CEER addressed this challenge by undertaking a survey among CEER Members, which focused on the main elements for determining allowed revenues. This data was then subject to a basic comparison and a number of conclusions were drawn. Some of the main conclusions are:

  • For the method of asset valuation, the weighted average cost of capita (WACC) is the preferred method by many NRAs;

  • For the RAB, there are some variations among the surveyed NRAs. However, almost all NRAs include fixed assets in the RAB and more than half of the NRAs do not include working capital in the RAB; and

  • Straight line depreciation is applied by most NRAs for gas and electricity regulation, but the NRAs use different depreciation values.

The report is accompanied by several separate documents: a summary document, extensive tables in Annex 4 and an in-depth collection of case studies of nine countries found in Annex 5. Taking into account the import caveats above about country-to-country comparisons, this document nevertheless represents an essential document for being able to review the different energy regulatory regimes in Europe in a standardised way.
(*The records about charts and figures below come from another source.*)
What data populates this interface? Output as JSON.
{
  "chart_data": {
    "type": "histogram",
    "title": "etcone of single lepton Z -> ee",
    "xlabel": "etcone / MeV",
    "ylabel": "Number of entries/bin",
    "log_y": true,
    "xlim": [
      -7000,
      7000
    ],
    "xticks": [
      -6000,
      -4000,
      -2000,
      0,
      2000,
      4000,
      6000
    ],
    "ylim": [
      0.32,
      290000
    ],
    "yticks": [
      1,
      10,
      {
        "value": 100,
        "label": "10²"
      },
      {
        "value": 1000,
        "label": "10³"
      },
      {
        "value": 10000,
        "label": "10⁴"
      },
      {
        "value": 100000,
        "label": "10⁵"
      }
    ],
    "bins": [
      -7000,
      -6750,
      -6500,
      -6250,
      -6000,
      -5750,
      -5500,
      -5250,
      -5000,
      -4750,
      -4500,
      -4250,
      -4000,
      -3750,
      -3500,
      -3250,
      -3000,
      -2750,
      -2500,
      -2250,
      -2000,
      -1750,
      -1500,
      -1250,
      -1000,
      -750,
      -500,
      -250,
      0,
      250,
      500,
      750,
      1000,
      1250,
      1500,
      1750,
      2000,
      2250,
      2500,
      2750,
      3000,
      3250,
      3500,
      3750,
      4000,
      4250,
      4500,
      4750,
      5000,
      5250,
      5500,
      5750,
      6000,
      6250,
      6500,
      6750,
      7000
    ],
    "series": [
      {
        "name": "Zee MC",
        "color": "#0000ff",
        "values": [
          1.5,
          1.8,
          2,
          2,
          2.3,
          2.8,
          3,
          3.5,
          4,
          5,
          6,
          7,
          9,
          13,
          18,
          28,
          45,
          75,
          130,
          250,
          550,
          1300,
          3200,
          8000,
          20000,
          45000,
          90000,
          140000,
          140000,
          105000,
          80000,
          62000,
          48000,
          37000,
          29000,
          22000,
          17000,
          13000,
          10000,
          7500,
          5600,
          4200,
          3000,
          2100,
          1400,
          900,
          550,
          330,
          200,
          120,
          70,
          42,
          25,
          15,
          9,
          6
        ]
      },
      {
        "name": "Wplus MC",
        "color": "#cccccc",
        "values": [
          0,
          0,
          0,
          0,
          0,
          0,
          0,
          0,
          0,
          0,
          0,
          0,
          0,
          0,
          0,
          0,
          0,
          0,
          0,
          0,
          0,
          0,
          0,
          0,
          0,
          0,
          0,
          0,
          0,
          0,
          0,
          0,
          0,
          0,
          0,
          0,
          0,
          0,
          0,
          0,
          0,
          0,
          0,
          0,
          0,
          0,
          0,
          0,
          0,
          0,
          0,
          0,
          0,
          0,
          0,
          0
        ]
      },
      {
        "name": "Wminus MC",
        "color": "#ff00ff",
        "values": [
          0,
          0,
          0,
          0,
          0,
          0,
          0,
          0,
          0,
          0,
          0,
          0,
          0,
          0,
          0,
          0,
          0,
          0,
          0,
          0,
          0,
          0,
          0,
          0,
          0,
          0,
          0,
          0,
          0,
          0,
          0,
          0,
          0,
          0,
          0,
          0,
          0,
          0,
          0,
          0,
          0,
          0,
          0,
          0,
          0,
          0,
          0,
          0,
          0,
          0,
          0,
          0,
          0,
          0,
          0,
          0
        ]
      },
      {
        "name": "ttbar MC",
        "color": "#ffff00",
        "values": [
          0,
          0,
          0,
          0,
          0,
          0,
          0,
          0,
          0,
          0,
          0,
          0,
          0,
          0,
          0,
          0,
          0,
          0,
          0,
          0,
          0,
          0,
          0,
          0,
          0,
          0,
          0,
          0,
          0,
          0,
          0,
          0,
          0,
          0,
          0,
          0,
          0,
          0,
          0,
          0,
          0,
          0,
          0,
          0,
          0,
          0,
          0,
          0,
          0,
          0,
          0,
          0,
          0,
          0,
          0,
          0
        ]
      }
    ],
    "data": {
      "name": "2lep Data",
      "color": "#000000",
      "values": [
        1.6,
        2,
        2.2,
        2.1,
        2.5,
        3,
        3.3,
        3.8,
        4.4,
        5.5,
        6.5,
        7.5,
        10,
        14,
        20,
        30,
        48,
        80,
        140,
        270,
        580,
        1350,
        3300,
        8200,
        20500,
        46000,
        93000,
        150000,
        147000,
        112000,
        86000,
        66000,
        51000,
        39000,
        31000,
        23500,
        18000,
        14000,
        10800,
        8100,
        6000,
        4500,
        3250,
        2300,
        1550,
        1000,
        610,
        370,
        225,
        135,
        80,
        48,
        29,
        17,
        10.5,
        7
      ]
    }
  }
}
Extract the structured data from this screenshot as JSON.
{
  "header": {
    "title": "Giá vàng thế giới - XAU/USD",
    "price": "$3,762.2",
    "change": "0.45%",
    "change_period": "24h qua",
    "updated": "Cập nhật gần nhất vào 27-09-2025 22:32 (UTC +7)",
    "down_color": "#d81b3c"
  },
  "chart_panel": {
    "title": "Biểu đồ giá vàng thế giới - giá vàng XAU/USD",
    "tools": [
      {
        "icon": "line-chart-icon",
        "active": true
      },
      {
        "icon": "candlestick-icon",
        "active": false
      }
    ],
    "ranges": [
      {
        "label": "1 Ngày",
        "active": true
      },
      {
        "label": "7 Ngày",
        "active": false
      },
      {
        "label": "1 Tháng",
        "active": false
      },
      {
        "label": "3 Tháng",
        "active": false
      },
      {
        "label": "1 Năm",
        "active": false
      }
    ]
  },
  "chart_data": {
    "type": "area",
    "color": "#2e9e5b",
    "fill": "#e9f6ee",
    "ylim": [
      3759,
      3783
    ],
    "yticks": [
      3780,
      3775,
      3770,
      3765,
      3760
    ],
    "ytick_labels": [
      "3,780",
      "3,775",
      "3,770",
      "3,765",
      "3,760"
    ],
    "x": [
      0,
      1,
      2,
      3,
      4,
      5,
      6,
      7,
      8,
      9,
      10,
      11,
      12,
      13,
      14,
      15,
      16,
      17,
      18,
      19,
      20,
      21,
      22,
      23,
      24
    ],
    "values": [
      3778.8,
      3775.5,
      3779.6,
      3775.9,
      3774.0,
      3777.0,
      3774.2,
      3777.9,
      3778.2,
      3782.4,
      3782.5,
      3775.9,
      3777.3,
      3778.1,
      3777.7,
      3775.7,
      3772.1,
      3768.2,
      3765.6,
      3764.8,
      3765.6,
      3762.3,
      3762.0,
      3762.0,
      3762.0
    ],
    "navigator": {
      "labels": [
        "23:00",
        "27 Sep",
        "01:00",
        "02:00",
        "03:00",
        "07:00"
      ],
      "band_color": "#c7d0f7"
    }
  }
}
On 15-16-17 February, CEER organised a tailor-made online training on Energy Utility Benchmarking for the Regional Association of Energy Regulators of Eastern and Southern Africa (RAERESA).


This online training was implemented under the Memorandum of Understanding (MoU) between CEER and RAERESA to carry out capacity-building activities for African regulators. 39 participants joined this training from the Regional Energy Regulators Association of Southern Africa (RERA).

The programme was designed to allow the energy regulators in the Southern African region gain expertise in implementing compliance, performance-based and incentive regulation in setting network tariffs and carrying out benchmarking. The participants were able to discover and exchange experiences and lessons learnt on different benchmarking methodologies and gain new inputs on energy regulators’ benchmarking tasks. Scientific approaches and different methodologies were presented together with international and national practical examples from Europe. The participants also had the opportunity to exchange and learn from the experiences of other countries in the Southern African region.